The story concerns a village idiot named Tristan — that might not be how the filmmakers see him, but that’s how Charlie Cox’s performance comes off — who is pining for village beauty Victoria (Sienna Miller), a real piece of work. To impress his girl, Tristan boasts that he will cross the wall outside their village — which is in fact a portal to another dimension — to retrieve the falling star they saw plunge from the sky. Victoria gives Tristan one week to accomplish this feat or she will marry handsome cad Humphrey.

Tristan crosses the wall and finds the star, which turns out to be Claire Danes. He ties her to a magic rope and starts hauling her back to his beloved. The star, of course, is none too pleased. Meanwhile, unbeknown to Tristan, a trio of witches is also seeking the star, as cutting out it’s heart and eating it will restore them to their youth again. The princes of this magic kingdom, all vying for the throne after their father’s death, are also seeking the star and an amulet in her possession. Like “Pirates Of The Caribbean,” none of this makes a lick of sense, but it’s effective at keeping people chasing after things for two hours.

This fairy-tale atmosphere may have been charming if director Matthew Vaughn had any idea how to direct his leads, who turn in singularly unlikable performances. Danes over-emotes wildly, jerking and twitching her face around like she’s on bad crystal meth. (This would have been a great performance in “Spun.”)

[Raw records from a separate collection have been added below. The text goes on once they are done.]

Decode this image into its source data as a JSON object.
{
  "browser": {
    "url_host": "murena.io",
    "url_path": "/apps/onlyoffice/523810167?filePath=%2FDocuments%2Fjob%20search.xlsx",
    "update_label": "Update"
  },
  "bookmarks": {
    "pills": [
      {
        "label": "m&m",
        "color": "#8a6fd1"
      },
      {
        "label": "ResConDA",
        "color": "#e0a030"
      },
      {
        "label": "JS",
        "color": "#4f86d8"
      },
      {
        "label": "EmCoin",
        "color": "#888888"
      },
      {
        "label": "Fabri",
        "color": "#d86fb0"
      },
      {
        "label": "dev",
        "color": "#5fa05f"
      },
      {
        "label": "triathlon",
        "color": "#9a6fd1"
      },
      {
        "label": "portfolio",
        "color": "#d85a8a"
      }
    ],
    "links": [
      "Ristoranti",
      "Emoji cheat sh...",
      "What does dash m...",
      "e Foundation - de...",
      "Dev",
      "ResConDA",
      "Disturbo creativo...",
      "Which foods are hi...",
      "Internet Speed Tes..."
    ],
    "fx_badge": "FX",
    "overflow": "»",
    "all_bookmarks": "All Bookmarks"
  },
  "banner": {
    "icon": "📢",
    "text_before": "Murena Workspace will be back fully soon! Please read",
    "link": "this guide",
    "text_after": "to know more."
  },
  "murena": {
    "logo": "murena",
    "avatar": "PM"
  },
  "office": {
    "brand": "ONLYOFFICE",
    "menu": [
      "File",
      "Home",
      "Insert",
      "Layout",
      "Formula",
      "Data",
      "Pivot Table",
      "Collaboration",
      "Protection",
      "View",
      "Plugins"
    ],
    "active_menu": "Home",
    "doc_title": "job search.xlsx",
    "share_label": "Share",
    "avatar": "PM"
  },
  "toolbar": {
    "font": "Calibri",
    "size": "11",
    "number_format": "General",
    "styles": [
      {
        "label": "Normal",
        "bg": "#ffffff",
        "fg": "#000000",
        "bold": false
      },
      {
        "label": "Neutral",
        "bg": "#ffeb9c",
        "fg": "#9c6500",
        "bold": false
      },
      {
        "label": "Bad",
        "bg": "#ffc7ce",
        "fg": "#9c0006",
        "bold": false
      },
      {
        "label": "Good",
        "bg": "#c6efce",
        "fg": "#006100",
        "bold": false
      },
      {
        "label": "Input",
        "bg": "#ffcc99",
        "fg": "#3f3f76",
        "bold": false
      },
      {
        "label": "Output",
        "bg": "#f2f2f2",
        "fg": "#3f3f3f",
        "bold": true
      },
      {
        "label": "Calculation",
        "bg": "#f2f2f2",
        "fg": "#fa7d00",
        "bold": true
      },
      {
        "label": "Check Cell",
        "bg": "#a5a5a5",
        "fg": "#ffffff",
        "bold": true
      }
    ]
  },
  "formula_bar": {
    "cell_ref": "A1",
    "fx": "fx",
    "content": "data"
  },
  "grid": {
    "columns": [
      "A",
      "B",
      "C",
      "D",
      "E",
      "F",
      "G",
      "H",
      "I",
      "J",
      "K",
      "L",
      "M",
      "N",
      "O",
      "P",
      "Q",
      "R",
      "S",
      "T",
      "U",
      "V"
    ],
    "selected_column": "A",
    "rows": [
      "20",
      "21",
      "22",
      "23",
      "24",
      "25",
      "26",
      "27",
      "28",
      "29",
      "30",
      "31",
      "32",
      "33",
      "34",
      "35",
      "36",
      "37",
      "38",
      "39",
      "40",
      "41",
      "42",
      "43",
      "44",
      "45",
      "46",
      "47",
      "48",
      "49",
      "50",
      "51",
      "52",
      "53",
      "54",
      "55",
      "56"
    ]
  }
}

Cox suffers from having to play a pretty freaking thick character for most of the film, while still also having to come across as a romantic lead. The man has obviously got talent, though: he’s able to maintain a toothy grin as rock-solid as rigor mortis even while talking. But as a swashbuckling action hero, Cox makes Orlando Bloom look like Sylvester Stallone.

De Niro suffers the indignity of playing a closeted gay pirate captain, who gets to do a little “Queer Eye” makeover on Cox that is notably unfunny. Let’s hope the paycheck covers the losses on De Niro’s turgid vanity pic, “The Good Shepherd.” Pfeiffer suffers the indignity of having her face both aged and restored to youth by CG so many times that even when she looks naturally good, you suspect that she’s been tampered with.

About the only relief is Ricky Gervais (“The Office”) playing a motor-mouthed merchant.

If you’re at that point in life where boy-band singers and unicorns are your deepest desires, then “Stardust” is your film. If you’re old enough to be reading a newspaper, that might not be your demographic. With a 10-year-old actress (Ivana Baquero) who puts the whole cast of “Stardust” to shame, “Pan’s Labyrinth” should be the fantasy film you see this month, as it stretches the genre artistically and psychologically.